I had always been a worrier, but I relied upon the notion that I could eventually grow out of my phobias.
Mental health expert Ayomide Adebayo explained to me how my generalized anxiety disorder has perpetuated my sleeping anxiety. “The key feature in generalized anxiety disorder is, as the name implies, an anxiety sometimes described as ‘free floating’ — it’s not attached to anything in particular, but is just sort of almost permanently present,” he said. “It’s twice more common in females than males, and especially in young females with a history of childhood fears. It tends to be lifelong.”
Part of my self-acceptance has also required that I dig a little deeper to identify the root cause of some of my fears. And it has indeed been uncomfortable to admit that my craving for the construct of normalcy I built in my mind when I was younger catalyzed the development of my phobias. Of this, Adebayo said that “normalcy is the worst way to think about mental illnesses.” He continued: “And the reason why I think so is that ‘normal,’ in the context of a new (and long-term) problem really means ‘going back to how things used to be.’ The problem with that is there’s no ‘back’ to go to. There’s only forward, and a focus on ‘normal,’ on ‘going back‘ really ends up being an inability to move forward.”

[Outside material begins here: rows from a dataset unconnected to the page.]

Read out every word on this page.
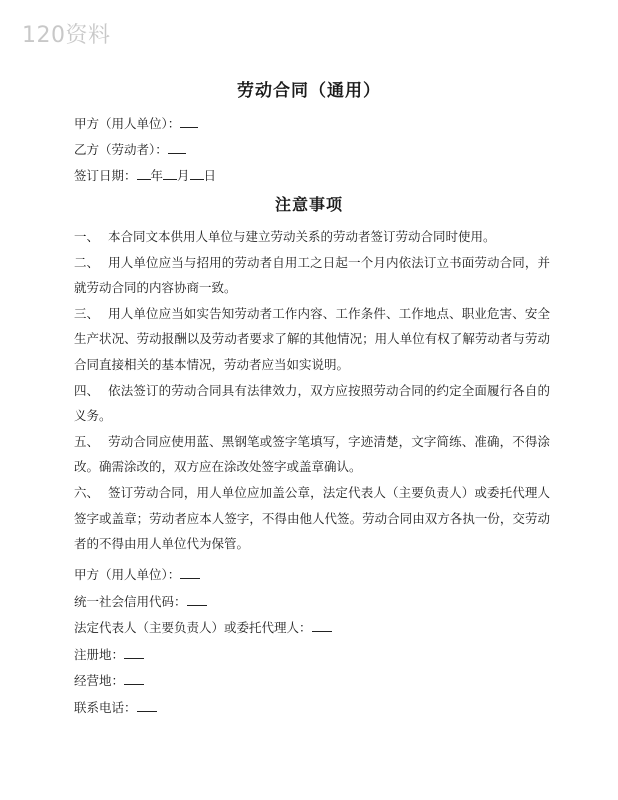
120资料
劳动合同（通用）
甲方（用人单位）：
乙方（劳动者）：
签订日期： 年 月 日
注意事项

一、 本合同文本供用人单位与建立劳动关系的劳动者签订劳动合同时使用。

二、 用人单位应当与招用的劳动者自用工之日起一个月内依法订立书面劳动合同，并就劳动合同的内容协商一致。

三、 用人单位应当如实告知劳动者工作内容、工作条件、工作地点、职业危害、安全生产状况、劳动报酬以及劳动者要求了解的其他情况；用人单位有权了解劳动者与劳动合同直接相关的基本情况，劳动者应当如实说明。

四、 依法签订的劳动合同具有法律效力，双方应按照劳动合同的约定全面履行各自的义务。

五、 劳动合同应使用蓝、黑钢笔或签字笔填写，字迹清楚，文字简练、准确，不得涂改。确需涂改的，双方应在涂改处签字或盖章确认。

六、 签订劳动合同，用人单位应加盖公章，法定代表人（主要负责人）或委托代理人签字或盖章；劳动者应本人签字，不得由他人代签。劳动合同由双方各执一份，交劳动者的不得由用人单位代为保管。

甲方（用人单位）：
统一社会信用代码：
法定代表人（主要负责人）或委托代理人：
注册地：
经营地：
联系电话：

Being determined to study and familiarize myself with the fears I experience has empowered me in its own way. Knowing that I’m able to call my little demons by their names has allowed me to identify ways and means in which they can be exorcised. It’s also important to me to speak about this just in case there are currently individuals experiencing this exact fear who need to know they are not alone.
I also still have complicated feelings about how close to “normal” people think I am. Perhaps the key to my further healing is accepting that normalcy is, as Adebayo said, just as much a phantom not unlike many of the things that I fear.